GigaChat
GigaChat
Table of contents
GigaChat-20B-A3B-base
A large language model based on Mixture of Experts (MoE) architecture, trained specifically for the Russian language from scratch. The model has 20B parameters in total with 3B active. Supproted context length =131k tokens.
Resources
Benchmarks
Common LLM metrics by LM Evaluation Harness.

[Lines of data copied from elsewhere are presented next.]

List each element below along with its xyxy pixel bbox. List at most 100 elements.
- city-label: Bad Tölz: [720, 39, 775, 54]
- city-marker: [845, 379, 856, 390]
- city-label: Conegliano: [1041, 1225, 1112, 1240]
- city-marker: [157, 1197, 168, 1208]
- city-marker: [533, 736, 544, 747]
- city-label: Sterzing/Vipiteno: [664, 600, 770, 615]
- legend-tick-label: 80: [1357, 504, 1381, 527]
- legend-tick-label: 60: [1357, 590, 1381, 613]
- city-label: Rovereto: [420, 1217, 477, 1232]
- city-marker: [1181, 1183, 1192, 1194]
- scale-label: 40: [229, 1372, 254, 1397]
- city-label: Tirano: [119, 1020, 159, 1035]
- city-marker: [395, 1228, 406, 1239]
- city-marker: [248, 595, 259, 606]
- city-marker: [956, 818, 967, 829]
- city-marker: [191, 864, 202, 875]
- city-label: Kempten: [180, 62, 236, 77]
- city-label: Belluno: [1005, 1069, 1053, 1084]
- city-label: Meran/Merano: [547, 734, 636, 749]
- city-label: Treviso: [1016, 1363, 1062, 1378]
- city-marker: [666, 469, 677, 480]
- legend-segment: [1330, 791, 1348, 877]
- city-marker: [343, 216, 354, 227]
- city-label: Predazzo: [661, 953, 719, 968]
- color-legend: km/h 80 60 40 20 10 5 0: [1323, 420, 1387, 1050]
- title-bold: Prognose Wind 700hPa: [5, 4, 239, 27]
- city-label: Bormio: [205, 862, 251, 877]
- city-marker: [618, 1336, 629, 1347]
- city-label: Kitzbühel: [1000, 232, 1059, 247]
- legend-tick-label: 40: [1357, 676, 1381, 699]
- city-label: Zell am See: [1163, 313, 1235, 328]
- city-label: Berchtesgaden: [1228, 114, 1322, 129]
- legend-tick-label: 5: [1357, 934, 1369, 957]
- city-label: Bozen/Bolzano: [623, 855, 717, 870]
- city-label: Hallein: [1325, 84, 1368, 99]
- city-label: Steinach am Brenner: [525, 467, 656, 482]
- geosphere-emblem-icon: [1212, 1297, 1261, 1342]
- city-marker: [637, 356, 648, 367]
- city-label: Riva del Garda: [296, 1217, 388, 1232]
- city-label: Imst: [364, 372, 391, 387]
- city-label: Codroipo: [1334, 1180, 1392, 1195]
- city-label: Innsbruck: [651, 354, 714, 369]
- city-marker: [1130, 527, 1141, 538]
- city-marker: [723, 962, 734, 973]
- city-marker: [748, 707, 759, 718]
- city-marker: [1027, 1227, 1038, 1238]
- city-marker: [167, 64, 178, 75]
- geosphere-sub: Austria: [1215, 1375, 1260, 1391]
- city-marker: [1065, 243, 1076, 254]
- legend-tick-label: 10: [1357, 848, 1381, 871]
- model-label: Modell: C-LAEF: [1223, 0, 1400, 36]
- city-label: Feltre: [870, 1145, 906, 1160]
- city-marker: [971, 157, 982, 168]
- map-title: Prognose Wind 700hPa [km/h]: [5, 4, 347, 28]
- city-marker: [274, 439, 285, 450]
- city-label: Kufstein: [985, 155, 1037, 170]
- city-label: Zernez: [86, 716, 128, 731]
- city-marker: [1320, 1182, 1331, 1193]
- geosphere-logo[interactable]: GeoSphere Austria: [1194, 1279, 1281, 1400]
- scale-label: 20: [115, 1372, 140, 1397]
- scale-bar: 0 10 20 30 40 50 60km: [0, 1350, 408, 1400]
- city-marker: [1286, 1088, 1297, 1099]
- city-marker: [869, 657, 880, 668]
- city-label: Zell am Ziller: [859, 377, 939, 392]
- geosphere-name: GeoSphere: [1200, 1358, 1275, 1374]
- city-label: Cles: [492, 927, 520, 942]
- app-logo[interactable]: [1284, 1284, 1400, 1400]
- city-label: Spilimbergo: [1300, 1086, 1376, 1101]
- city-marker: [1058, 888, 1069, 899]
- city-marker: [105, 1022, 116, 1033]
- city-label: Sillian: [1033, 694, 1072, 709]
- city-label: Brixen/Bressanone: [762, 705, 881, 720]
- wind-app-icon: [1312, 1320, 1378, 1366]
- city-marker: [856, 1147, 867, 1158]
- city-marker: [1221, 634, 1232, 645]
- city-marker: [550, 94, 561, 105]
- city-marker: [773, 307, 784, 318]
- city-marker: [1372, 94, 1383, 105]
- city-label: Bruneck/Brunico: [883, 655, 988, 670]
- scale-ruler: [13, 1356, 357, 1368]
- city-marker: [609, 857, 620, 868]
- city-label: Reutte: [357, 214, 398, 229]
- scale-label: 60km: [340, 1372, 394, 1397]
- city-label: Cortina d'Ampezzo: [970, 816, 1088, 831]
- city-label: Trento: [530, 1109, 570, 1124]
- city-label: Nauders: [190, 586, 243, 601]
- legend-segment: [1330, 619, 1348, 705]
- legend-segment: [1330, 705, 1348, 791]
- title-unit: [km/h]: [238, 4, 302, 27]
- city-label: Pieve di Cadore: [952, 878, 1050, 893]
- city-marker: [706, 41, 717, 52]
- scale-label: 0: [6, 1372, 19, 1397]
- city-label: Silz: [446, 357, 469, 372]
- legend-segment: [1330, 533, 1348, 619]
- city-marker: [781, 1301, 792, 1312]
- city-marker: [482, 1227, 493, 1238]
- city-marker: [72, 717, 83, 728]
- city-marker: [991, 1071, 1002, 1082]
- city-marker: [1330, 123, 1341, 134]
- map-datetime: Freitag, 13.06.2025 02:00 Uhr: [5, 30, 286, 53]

Bench | T-lite-0.1 (llama 3.1 8B based) | Llama-3.1-8B | GigaChat-20B-A3B-base | Gemma-9B |
---|---|---|---|---|
MMLU (5-shot) | 62.56 | 65.21 | 63.02 | 70.6 |
MMLU-pro (5-shot) | 32.19 | 35.7 | 31.41 | 42.85 |
MMLU-ru (5-shot) | 55.51 | 54.1 | 58.38 | 62.57 |
BBH (3-shot) | 62.36 | 62.79 | 53.54 | 70.48 |
ARC-C (25-shot) | 58.19 | 54.69 | 61.69 | 68.34 |
TruthfulQA (0-shot) (rougeL) | 46.51 | 34.52 | 31.82 | 41.49 |
Winogrande (5-shot) | 78.45 | 77.43 | 75.85 | 79.4 |
Hellaswag (10-shot) | 82.21 | 81.85 | 81.91 | 82.5 |
GPQA (5-shot) | 0.25 | 23.44 | 25.22 | 30.36 |
MATH (4-shot) | 12.9 | 14.04 | 15.04 | 20.06 |
GSM8K (4-shot) (strict-match) | 67.93 | 51.4 | 59.06 | 68.99 |
HumanEval | 16.46 | 25.61 | 32.32 | 37.2 |
AVG | 47.96 | 48.4 | 49.11 | 56.24 |
GigaChat-20B-A3B-instruct
A dialog GigaChat model, based on GigaChat-20B-A3B-base. Supproted context length =131k tokens.
Resources
Benchmarks
T-lite-instruct-0.1 (llama 3.1 8B based) | gemma-2-9b-it | GigaChat-20B-A3B-instruct | |
---|---|---|---|
MERA | 0.335 | 0.392 | 0.513 |
ru-MMLU 5-shot | 0,555 | 0,626 | 0,598 |
Shlepa | 0.36 | 0.388 | 0.482 |
Mechanism of concentration
Mechanism that forces GigaChat MoE to answer in a certain domain. It is based on the property of GigaChat MoE experts specialization.